In the Kansas City metropolitan area, the government is moving to cancel 10 leases totaling 219,000 square feet that cost more than $4 million in annual rent, according to DOGE’s online “Wall of Receipts.”

Minoofar said he was more recently told the agencies will likely have to stay past August and their departure date is now unclear. He said he may have to sell the building, which has an appraised value of $2.9 million, and take a loss because of the difficult office market.

But he said he understands why the government would unload the space, which he said has often been sparsely used since the rise of telework during the pandemic.

“Businesswise, it makes sense for government to cut costs,” he said. “A lot of people are going to be unhappy but it’s a huge gigantic family and they need to take care of it. You cannot keep everybody happy.”

Tesla: Elon Musk’s car company faces a statewide campaign

With liberal anger growing at Musk’s role in the government, protesters have gathered Saturdays outside his Tesla dealership in Kansas City to denounce the cuts.

State records show Tesla sales there have dropped amid calls for a boycott. Now, enough voter anger could even force the business to close.

Organizers of a newly launched “Unplug Musk” initiative are seeking to use democracy to strike at the world’s richest man by changing state law to ban car manufacturers from selling directly to consumers.

They say they plan to soon begin gathering the 111,000 signatures of registered voters that they would need to put the change on the statewide ballot in November 2026. If approved by voters, it would force the closure of the Tesla showrooms in Kansas City and St. Louis.

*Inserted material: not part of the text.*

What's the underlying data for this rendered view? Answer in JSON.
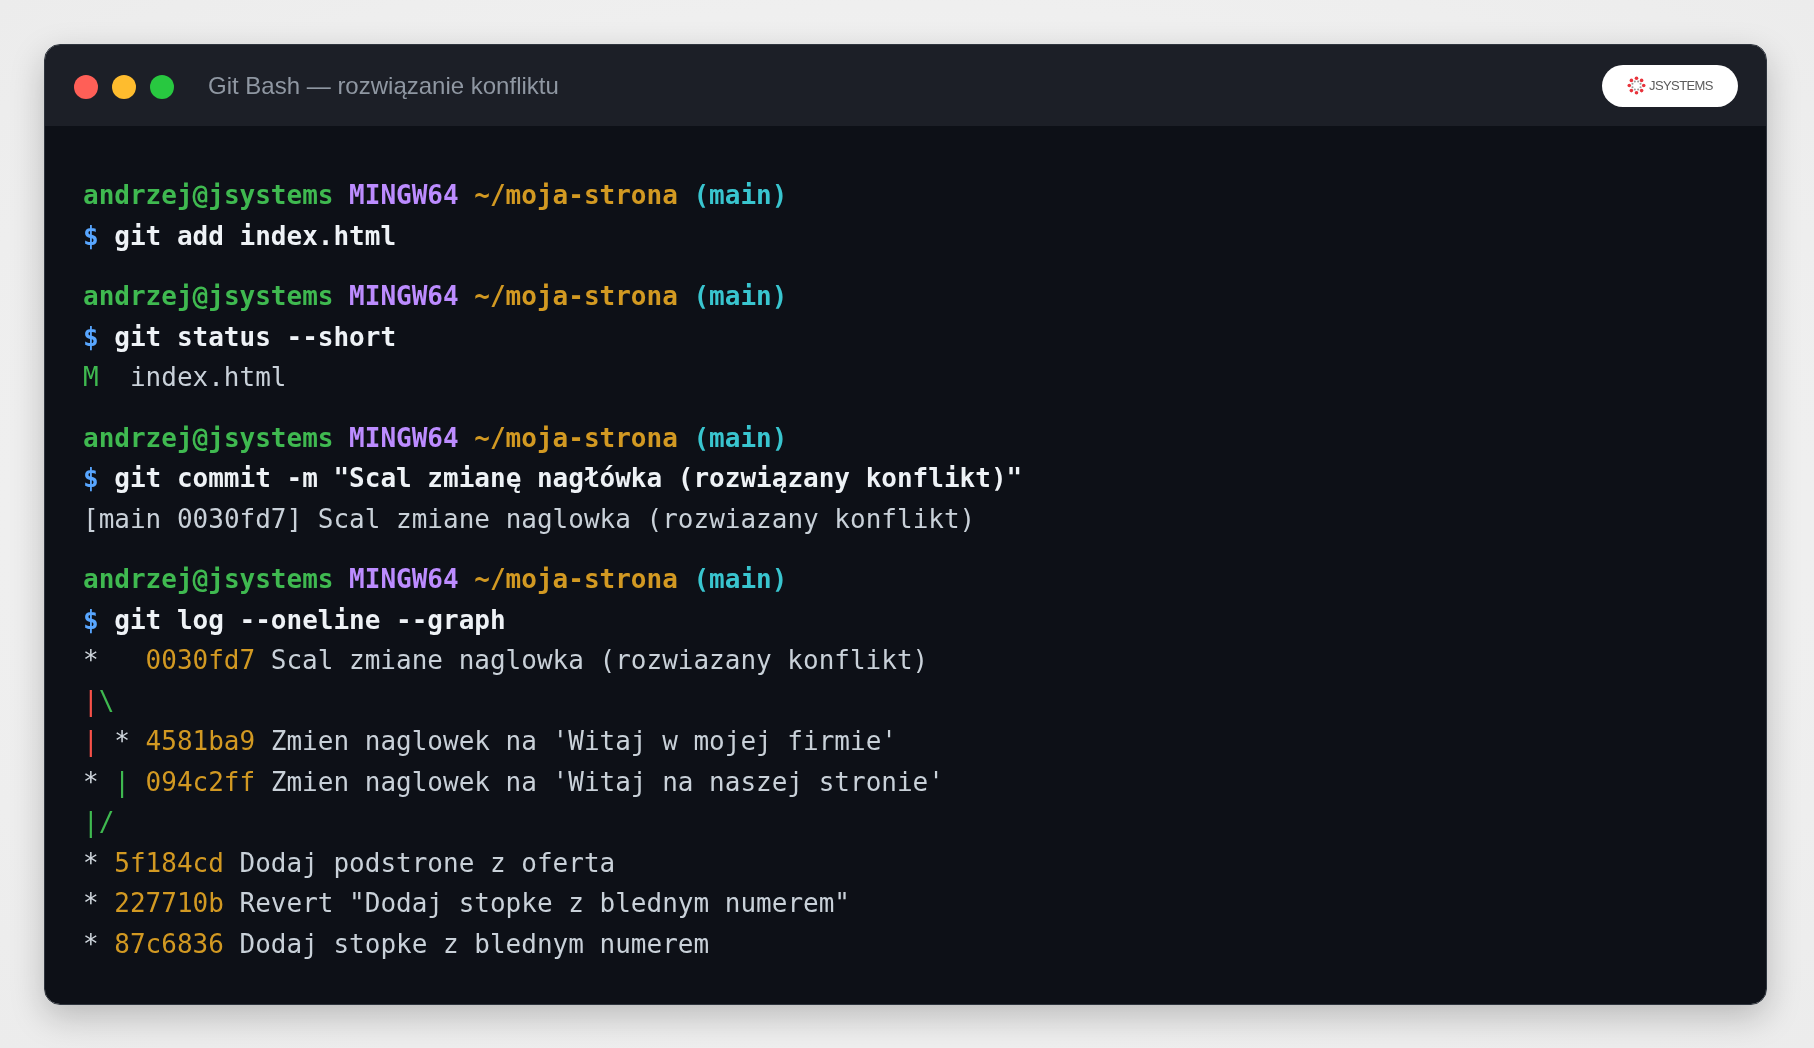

Missouri’s governor, Republican Mike Kehoe, a former auto dealer himself, sponsored a 2014 bill when he was a state senator aimed at requiring manufacturers like Tesla to sell through local dealers. The bill passed the Senate but died in the House after Tesla lobbied against it. The referendum revives that plan.

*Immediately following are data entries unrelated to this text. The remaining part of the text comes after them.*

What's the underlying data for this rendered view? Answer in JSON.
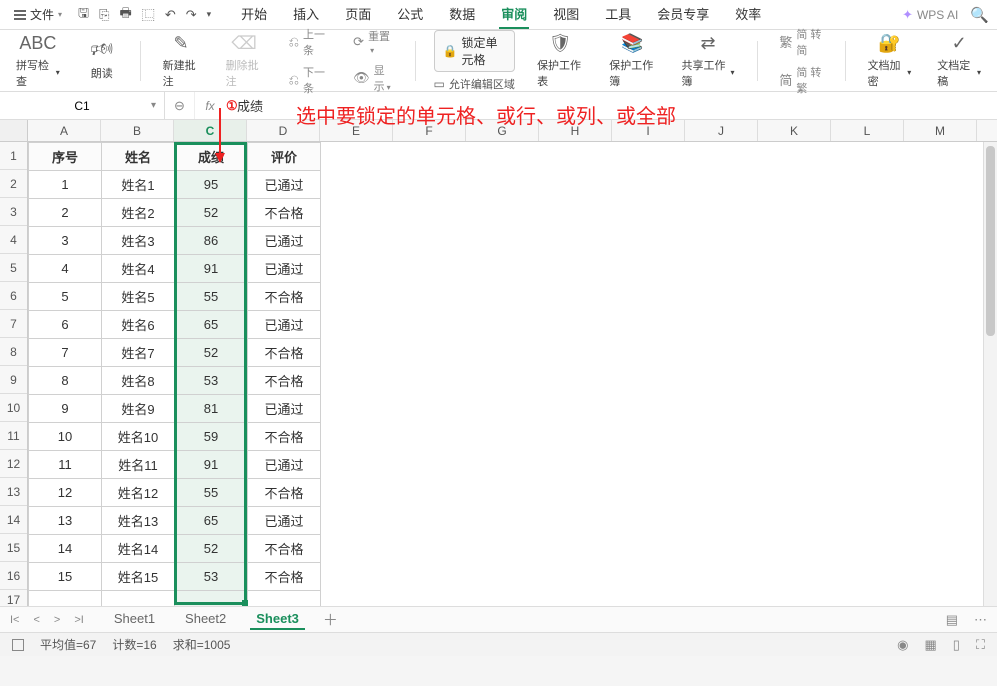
{
  "menu": {
    "file": "文件",
    "tabs": [
      "开始",
      "插入",
      "页面",
      "公式",
      "数据",
      "审阅",
      "视图",
      "工具",
      "会员专享",
      "效率"
    ],
    "active": 5,
    "wpsai": "WPS AI"
  },
  "ribbon": {
    "spellcheck": "拼写检查",
    "read": "朗读",
    "newcomment": "新建批注",
    "delcomment": "删除批注",
    "prev": "上一条",
    "next": "下一条",
    "reset": "重置",
    "show": "显示",
    "lockcell": "锁定单元格",
    "allowedit": "允许编辑区域",
    "protectsheet": "保护工作表",
    "protectbook": "保护工作簿",
    "sharebook": "共享工作簿",
    "simp": "简 转简",
    "trad": "简 转繁",
    "encrypt": "文档加密",
    "finalize": "文档定稿"
  },
  "annot": {
    "badge": "①",
    "text": "选中要锁定的单元格、或行、或列、或全部"
  },
  "fx": {
    "name": "C1",
    "value": "成绩"
  },
  "cols": [
    "A",
    "B",
    "C",
    "D",
    "E",
    "F",
    "G",
    "H",
    "I",
    "J",
    "K",
    "L",
    "M"
  ],
  "rowcount": 17,
  "table": {
    "headers": [
      "序号",
      "姓名",
      "成绩",
      "评价"
    ],
    "rows": [
      [
        "1",
        "姓名1",
        "95",
        "已通过"
      ],
      [
        "2",
        "姓名2",
        "52",
        "不合格"
      ],
      [
        "3",
        "姓名3",
        "86",
        "已通过"
      ],
      [
        "4",
        "姓名4",
        "91",
        "已通过"
      ],
      [
        "5",
        "姓名5",
        "55",
        "不合格"
      ],
      [
        "6",
        "姓名6",
        "65",
        "已通过"
      ],
      [
        "7",
        "姓名7",
        "52",
        "不合格"
      ],
      [
        "8",
        "姓名8",
        "53",
        "不合格"
      ],
      [
        "9",
        "姓名9",
        "81",
        "已通过"
      ],
      [
        "10",
        "姓名10",
        "59",
        "不合格"
      ],
      [
        "11",
        "姓名11",
        "91",
        "已通过"
      ],
      [
        "12",
        "姓名12",
        "55",
        "不合格"
      ],
      [
        "13",
        "姓名13",
        "65",
        "已通过"
      ],
      [
        "14",
        "姓名14",
        "52",
        "不合格"
      ],
      [
        "15",
        "姓名15",
        "53",
        "不合格"
      ]
    ]
  },
  "sheets": {
    "list": [
      "Sheet1",
      "Sheet2",
      "Sheet3"
    ],
    "active": 2
  },
  "status": {
    "avg": "平均值=67",
    "count": "计数=16",
    "sum": "求和=1005"
  }
}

“There’s not a soul in this country who’s against trying to weed out government inefficiency but just taking a chain saw to people’s lives and their health care is a ridiculous way to achieve that. And it is going to cause some devastating impacts,” said organizer Brad Ketcher, a prominent Democrat and lawyer who helped draft the state’s 2022 marijuana legalization referendum.

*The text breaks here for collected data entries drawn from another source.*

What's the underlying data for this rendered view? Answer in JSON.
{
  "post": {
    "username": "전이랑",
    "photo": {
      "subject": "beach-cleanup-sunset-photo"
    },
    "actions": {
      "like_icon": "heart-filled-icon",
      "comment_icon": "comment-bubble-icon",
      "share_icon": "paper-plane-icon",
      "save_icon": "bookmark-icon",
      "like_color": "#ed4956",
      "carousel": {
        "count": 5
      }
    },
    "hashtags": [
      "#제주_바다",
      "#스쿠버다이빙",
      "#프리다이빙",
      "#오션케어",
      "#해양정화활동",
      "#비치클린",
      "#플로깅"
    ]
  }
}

The administration’s response: Temporary hardship

An HHS spokesperson said the agency’s downsizing, including cutting jobs and consolidating divisions, would save money and make the organization more efficient. As for the $11.4 billion in grant funding cuts, the spokesperson said, “HHS will no longer waste billions of taxpayer dollars responding to a nonexistent pandemic that Americans moved on from years ago.”

The IRS has offered a similar rationale for its downsizing, saying it is making process improvements that will ultimately more efficiently serve the public.

Musk said last year that Trump’s budget cuts would cause a “temporary hardship” that would soon put the economy on stronger footing.

One local economic researcher said it remained unclear just how deep that hardship will be in Kansas City, including whether it will just slow growth or cause population losses.

“It’s a big burden that’s being placed on a narrow group of people,” said Frank Lenk, director of the Office of Economic Development at the Mid-America Regional Council, a nonprofit of city and county governments in the Kansas City region. “It will definitely take some of the steam out of the local economy.”

Trump has credited DOGE with helping end “the flagrant waste of taxpayer dollars,” saving billions to help improve the nation’s finances.

The White House didn’t respond to questions about Kansas City. But Trump said recently he would invite the Kansas City Chiefs to the White House to make up for a 2020 Super Bowl victory celebration that was canceled during the pandemic.

Associated Press writer Heather Hollingsworth contributed to this report.